A few years ago, there used to be myriad small and large ponds filled with red, blue & white water lilies on both sides of the highway connecting Cuttack and Bhubaneswar in the state of Odisha/India.
The water bodies were set against the lush green backdrop of paddy fields and the drive used to be pleasing to the eye.
One lazy summer day, I decided to stop by a pond and collect some lily rhizomes & plant them in the lily pool in my garden.
That was the easy part but growing them in the garden pool proved to be a difficult story.
As soon as the lily leaves grew, the tilapia fish would gobble them voraciously.
I kept waiting patiently for the lily to thrive, instead, the tilapia were growing fatter & fatter. My dad had a solution. Tilapia fish fry for lunch, to help the lilies grow in the pool but I refused.
After all, the tilapia fish were the first residents of the pool & the lilies came much later.
A couple of years passed by and I was resigned to the water lilies ever flowering in my garden.
In today’s world, it’s not easy to be patient. We don’t like to wait.
Thanks to the internet we’ve created a world where we can learn languages in a jiffy and grasp intricate practices over weekend workshops and feel we have become experts in a chosen field overnight.
Every time my patience grew thin, I would remind myself that I had done my best & sown the lily rhizomes in good soil with consistent love and discipline.
So I kept my fingers crossed, praying faithfully, reminding myself that something, while not noticeable on the surface, is brewing. And in due time, I will reap my harvest.
As humans, many times, we find ourselves rushing through life looking forward to the next “exciting” event.
We often forget to slow down and enjoy the ride.
One fine morning, I woke up to see a miracle.

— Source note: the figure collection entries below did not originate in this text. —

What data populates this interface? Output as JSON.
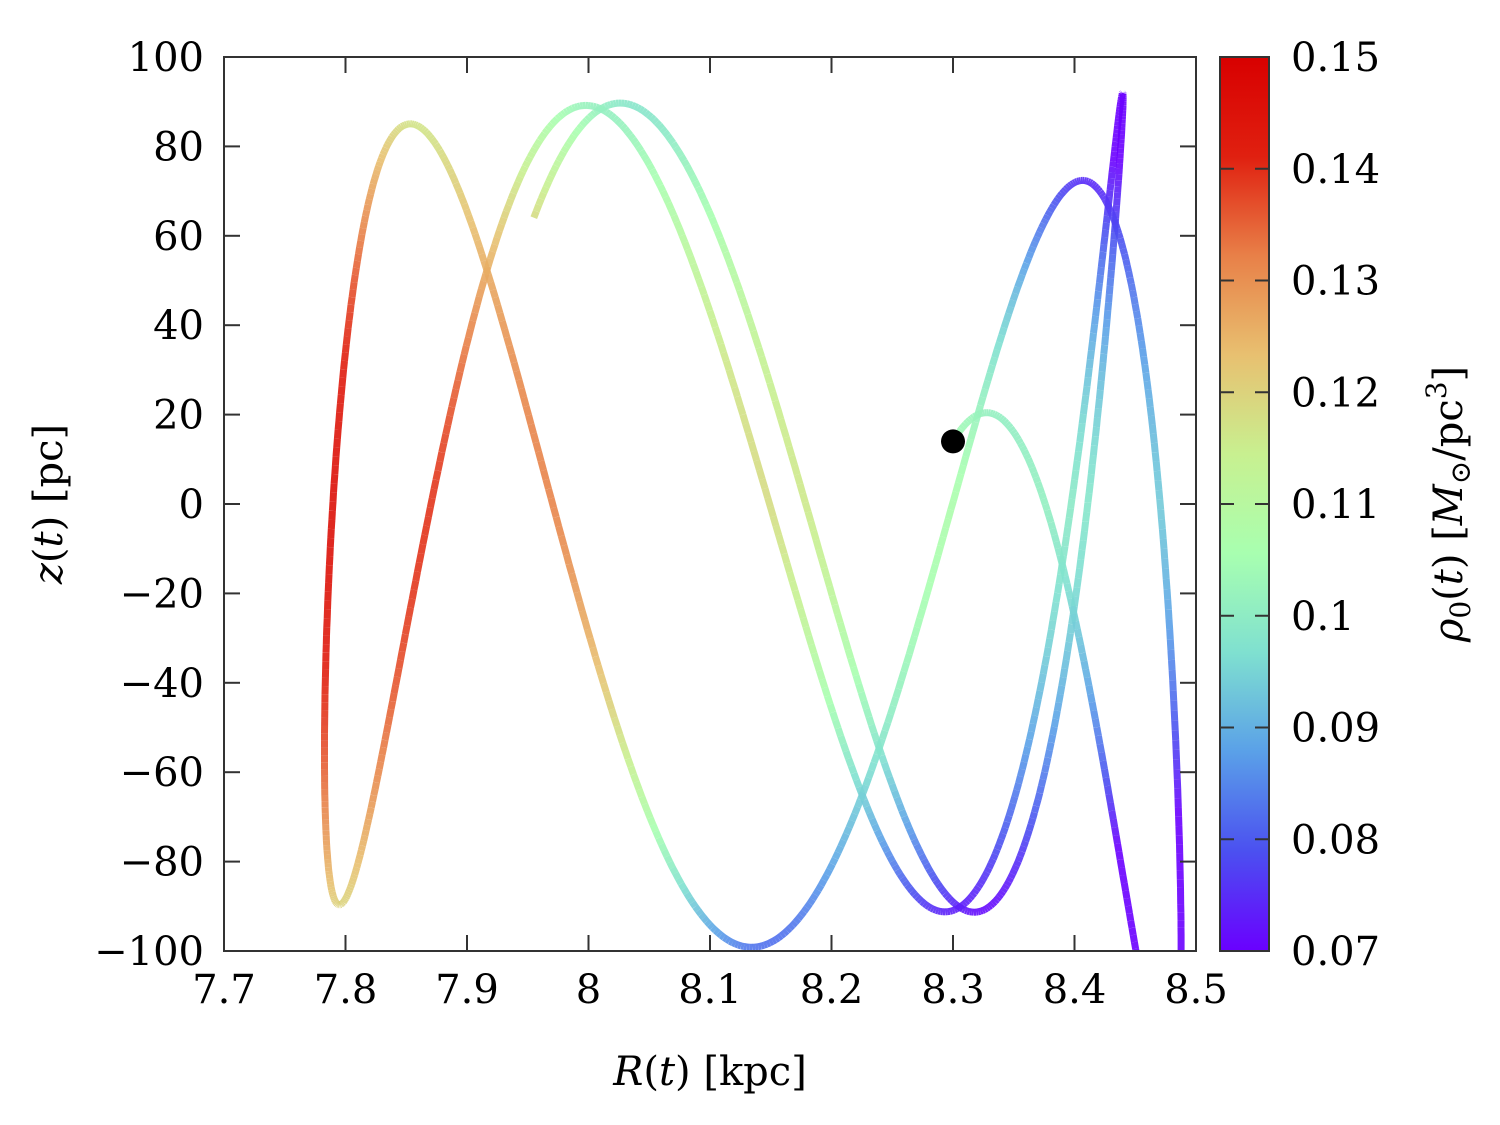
{
  "chart_data": {
    "type": "scatter",
    "subtype": "colored-trajectory",
    "title": "",
    "xlabel": "R(t) [kpc]",
    "ylabel": "z(t) [pc]",
    "colorbar_label": "ρ0(t) [M⊙/pc³]",
    "xlim": [
      7.7,
      8.5
    ],
    "ylim": [
      -100,
      100
    ],
    "clim": [
      0.07,
      0.15
    ],
    "xticks": [
      7.7,
      7.8,
      7.9,
      8.0,
      8.1,
      8.2,
      8.3,
      8.4,
      8.5
    ],
    "xtick_labels": [
      "7.7",
      "7.8",
      "7.9",
      "8",
      "8.1",
      "8.2",
      "8.3",
      "8.4",
      "8.5"
    ],
    "yticks": [
      100,
      80,
      60,
      40,
      20,
      0,
      -20,
      -40,
      -60,
      -80,
      -100
    ],
    "ytick_labels": [
      "100",
      "80",
      "60",
      "40",
      "20",
      "0",
      "−20",
      "−40",
      "−60",
      "−80",
      "−100"
    ],
    "cticks": [
      0.15,
      0.14,
      0.13,
      0.12,
      0.11,
      0.1,
      0.09,
      0.08,
      0.07
    ],
    "ctick_labels": [
      "0.15",
      "0.14",
      "0.13",
      "0.12",
      "0.11",
      "0.1",
      "0.09",
      "0.08",
      "0.07"
    ],
    "colormap": "rainbow",
    "colormap_stops": [
      "#6a00ff",
      "#4b50f0",
      "#5aa0e8",
      "#7fe0d0",
      "#a8ffb0",
      "#c8f090",
      "#e8c070",
      "#e88048",
      "#e02010",
      "#d80000"
    ],
    "grid": false,
    "legend": "none",
    "orbit": {
      "R_center": 8.11,
      "R_amplitude": 0.33,
      "z_amplitude": 92,
      "n_R_half_periods": 3,
      "freq_ratio_z_over_R": 3.35,
      "start": {
        "R": 7.955,
        "z": 66
      },
      "end": {
        "R": 8.3,
        "z": 14
      }
    },
    "current_position_marker": {
      "R": 8.3,
      "z": 14,
      "color": "#000000"
    },
    "density_model": "rho0 increases toward smaller R and |z|; approx 0.146 at (7.79, 0), 0.075 at (8.44, ±92)"
  }
}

Overnight a single lily had bloomed.
My joy knew no bounds & I rushed to capture the moment & show it to my mother.
Over the years, Dad had passed away & Ma was on a walker but when I showed her the photo on my cell phone, she remembered my dad & how disdainful he was of my "lily adventure" and we both smiled. The next day I laughed seeing two blooms & then there were many pink lilies flowering.
The water lilies in my garden pool showed me how beautiful and amazing life is when we patiently wait through each stage. Nature allows us to discover ourselves.
My lesson learned: keep looking ahead, planning and designing, but remember that certain things just can't be rushed.
Ralph Waldo Emerson once said"Adopt the pace of nature. Her secret is patience".